Он думал об этих словах часто, и чем больше времени проходило, тем чаще они вспоминались. Самая прямая связь была у этих слов с тем, для чего Виктор Макаров жил той жизнью, которой он жил. И была связь прямая, прямая связь между заискивающей вежливостью американских стариков по отношению к заезжему русскому и тем, как приходилось Виктору Макарову в первые дни его лейтенантской службы.
А приходилось ему так, что иногда он скрипел зубами.
Три с половиной года назад Виктор окончил училище и получил назначение на Северный флот.
Татьяну он с собой не взял. Сыну исполнилось всего несколько месяцев. Дело было в начале зимы — в общем, Татьяна с парнишкой остались в Ленинграде у тещи, а Макаров полетел на Север один.

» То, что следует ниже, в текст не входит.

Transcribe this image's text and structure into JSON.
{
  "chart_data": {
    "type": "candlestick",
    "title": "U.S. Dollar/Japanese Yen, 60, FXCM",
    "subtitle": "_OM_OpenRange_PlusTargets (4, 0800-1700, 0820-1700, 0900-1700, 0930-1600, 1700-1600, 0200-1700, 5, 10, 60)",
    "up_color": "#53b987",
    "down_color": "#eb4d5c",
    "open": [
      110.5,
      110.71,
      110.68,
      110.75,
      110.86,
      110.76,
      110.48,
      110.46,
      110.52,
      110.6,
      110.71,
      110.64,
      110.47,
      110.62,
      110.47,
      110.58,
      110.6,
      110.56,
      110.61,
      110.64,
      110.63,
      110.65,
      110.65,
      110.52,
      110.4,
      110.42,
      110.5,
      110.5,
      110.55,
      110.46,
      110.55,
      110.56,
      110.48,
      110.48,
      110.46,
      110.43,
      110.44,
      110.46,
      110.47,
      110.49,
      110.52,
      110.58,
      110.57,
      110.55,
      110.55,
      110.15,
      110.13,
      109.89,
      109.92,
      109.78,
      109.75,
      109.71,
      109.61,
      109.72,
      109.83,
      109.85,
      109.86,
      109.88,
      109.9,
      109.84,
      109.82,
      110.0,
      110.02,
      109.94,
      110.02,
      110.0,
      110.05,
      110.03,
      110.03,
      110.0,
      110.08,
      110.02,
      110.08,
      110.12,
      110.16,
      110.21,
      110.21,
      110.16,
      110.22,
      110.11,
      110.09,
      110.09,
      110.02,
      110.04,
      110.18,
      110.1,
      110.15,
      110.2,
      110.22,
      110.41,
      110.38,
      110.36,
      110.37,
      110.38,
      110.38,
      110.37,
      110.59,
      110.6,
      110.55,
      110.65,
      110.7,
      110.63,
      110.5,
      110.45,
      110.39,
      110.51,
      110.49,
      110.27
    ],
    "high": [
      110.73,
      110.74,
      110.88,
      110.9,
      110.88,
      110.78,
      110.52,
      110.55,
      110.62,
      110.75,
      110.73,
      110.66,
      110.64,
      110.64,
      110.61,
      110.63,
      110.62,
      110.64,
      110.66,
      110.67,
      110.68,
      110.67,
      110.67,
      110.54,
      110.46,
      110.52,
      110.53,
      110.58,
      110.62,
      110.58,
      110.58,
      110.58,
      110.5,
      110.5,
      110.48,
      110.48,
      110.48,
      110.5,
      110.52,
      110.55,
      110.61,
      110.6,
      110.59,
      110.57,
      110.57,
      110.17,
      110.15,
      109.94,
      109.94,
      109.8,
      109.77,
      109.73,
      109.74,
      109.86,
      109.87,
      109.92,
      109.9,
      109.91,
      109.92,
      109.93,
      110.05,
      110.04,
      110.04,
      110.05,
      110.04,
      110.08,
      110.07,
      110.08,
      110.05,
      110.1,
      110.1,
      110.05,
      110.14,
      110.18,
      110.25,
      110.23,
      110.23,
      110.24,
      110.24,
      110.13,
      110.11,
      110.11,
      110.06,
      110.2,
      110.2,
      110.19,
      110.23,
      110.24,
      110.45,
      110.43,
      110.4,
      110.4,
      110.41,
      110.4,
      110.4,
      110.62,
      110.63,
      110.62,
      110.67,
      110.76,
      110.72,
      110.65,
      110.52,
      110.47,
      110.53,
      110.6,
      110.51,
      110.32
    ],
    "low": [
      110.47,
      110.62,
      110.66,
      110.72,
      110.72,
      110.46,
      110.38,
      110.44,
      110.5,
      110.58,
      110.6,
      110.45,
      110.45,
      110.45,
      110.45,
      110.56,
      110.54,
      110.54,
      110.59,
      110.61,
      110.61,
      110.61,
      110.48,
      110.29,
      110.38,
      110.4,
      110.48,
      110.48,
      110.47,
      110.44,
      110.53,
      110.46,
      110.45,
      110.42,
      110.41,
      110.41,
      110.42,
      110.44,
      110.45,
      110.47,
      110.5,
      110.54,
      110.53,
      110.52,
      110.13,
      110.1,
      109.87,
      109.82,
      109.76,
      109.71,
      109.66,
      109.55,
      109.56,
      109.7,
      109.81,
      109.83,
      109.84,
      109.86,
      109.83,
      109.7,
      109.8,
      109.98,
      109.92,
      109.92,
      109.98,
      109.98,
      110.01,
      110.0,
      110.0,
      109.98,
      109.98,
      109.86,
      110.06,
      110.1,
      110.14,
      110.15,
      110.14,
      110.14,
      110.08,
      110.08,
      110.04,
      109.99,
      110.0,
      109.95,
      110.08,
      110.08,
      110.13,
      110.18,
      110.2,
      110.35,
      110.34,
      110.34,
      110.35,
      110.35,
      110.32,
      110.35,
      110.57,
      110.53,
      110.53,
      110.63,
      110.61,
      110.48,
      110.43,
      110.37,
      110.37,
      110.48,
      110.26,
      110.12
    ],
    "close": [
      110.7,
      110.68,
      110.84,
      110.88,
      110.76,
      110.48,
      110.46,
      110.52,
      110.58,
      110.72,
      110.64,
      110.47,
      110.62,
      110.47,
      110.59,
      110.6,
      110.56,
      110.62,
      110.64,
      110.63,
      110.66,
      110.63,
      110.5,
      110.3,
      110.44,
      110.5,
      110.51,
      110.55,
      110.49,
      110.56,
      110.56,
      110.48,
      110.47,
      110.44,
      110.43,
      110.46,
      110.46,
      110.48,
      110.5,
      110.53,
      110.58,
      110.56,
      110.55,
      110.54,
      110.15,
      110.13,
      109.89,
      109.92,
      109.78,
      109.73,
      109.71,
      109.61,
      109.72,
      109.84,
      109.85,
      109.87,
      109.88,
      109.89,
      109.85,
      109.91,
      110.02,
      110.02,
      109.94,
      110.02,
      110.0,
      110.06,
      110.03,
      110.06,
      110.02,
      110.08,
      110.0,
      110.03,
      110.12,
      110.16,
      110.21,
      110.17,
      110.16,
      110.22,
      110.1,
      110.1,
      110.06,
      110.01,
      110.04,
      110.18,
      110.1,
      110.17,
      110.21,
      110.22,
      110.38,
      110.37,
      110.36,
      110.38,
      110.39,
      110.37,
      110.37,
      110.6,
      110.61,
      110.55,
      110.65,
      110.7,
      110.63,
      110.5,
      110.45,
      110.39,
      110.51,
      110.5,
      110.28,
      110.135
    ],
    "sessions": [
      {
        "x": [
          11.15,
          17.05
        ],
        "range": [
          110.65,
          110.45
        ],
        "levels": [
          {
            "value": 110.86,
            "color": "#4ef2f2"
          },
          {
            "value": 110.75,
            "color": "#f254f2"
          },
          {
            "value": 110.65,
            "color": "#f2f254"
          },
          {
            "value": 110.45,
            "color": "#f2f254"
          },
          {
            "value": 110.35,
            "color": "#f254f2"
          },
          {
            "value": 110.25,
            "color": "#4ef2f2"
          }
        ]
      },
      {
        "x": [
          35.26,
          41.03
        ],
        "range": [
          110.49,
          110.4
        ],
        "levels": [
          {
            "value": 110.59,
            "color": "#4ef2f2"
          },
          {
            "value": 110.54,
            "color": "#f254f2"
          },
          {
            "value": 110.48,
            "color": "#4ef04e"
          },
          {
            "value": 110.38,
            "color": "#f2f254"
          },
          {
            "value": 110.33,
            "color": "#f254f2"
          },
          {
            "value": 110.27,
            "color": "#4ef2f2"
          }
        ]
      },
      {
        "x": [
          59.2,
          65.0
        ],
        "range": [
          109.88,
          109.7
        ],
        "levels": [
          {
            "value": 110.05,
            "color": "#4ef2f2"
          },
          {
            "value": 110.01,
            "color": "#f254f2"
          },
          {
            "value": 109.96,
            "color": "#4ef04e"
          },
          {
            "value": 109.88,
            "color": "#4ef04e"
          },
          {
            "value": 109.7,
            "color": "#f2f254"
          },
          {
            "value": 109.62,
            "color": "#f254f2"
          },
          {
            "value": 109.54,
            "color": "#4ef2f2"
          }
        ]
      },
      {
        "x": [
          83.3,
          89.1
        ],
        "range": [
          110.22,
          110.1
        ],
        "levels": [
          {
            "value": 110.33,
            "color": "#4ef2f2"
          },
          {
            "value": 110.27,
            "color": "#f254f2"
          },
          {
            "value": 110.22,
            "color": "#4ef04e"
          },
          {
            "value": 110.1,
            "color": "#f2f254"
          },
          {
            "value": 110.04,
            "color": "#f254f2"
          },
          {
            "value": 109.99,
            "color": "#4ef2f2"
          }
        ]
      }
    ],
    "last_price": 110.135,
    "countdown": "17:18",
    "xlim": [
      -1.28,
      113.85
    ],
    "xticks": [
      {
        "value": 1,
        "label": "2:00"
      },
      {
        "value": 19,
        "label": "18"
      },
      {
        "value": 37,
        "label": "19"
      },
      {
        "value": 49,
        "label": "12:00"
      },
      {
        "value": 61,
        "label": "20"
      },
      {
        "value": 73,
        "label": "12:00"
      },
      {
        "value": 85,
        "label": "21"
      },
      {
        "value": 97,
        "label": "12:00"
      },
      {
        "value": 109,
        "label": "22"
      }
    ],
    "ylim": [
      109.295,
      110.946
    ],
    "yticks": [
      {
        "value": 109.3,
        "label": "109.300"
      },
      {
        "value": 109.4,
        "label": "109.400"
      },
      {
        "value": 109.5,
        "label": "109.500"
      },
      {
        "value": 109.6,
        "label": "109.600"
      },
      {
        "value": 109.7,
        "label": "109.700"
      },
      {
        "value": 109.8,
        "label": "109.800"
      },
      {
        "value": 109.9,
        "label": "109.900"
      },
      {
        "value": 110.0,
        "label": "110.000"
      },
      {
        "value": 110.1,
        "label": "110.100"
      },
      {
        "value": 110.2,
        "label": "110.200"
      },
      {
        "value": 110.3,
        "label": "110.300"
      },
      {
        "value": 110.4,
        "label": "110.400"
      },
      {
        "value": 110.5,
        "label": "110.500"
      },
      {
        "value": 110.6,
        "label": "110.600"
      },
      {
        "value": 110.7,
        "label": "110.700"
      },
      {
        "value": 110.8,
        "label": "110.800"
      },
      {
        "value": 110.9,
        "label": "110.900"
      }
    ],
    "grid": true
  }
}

Лодка его была в строю. Несколько месяцев в году она проводила в море. Сейчас она стояла у пирса. Макарова поселили на плавбазе, что стояла у того же пирса, и стали оформлять допуска. Моряки, то есть матросы и старшины, называли его на плавбазе «товарищ лейтенант», на вопросы его отвечали «так точно» или «никак нет», во время завтрака каюту его убирали. Макаров чувствовал себя офицером, выпускником прекрасного инженерного училища.
«Теперь, — думал он, — пора начинать жить». Жить… Впрочем, тут, наверно, надо определить, что же для него тогда означало это слово.
До третьего курса в училище Макаров добрался еле-еле. Учебная программа его не тяготила, но к стенам он привыкнуть никак не мог, и, если взбрело в голову, он мог пролежать лекции на крыше или прыгнуть вечером через забор. Раза два его собирались из училища отчислять. А потом начальником факультета к ним назначили этого человека. Он был похож на Чарли Чаплина, который устало уходит от вас по дороге, — вот какая у него была походка. И лицо тоже было невоенное. Будто, сколько бы ему про тебя ни говорили, что ты — негодяй, он все равно знает, что это не так, а если ты негодяйствовал, то просто не знал, сколь это плохо. Не понял он еще, что ты негодяй. И не поймет. Вот какое у него было лицо.
Макаров бы, наверно, проглядел его — такой уж был возраст. Но как-то в субботу начфак вызвал Макарова к себе в кабинет, взял его за локоть и сказал:
— Хочу вас видеть завтра у себя дома. Вы не заняты вечером? Придете?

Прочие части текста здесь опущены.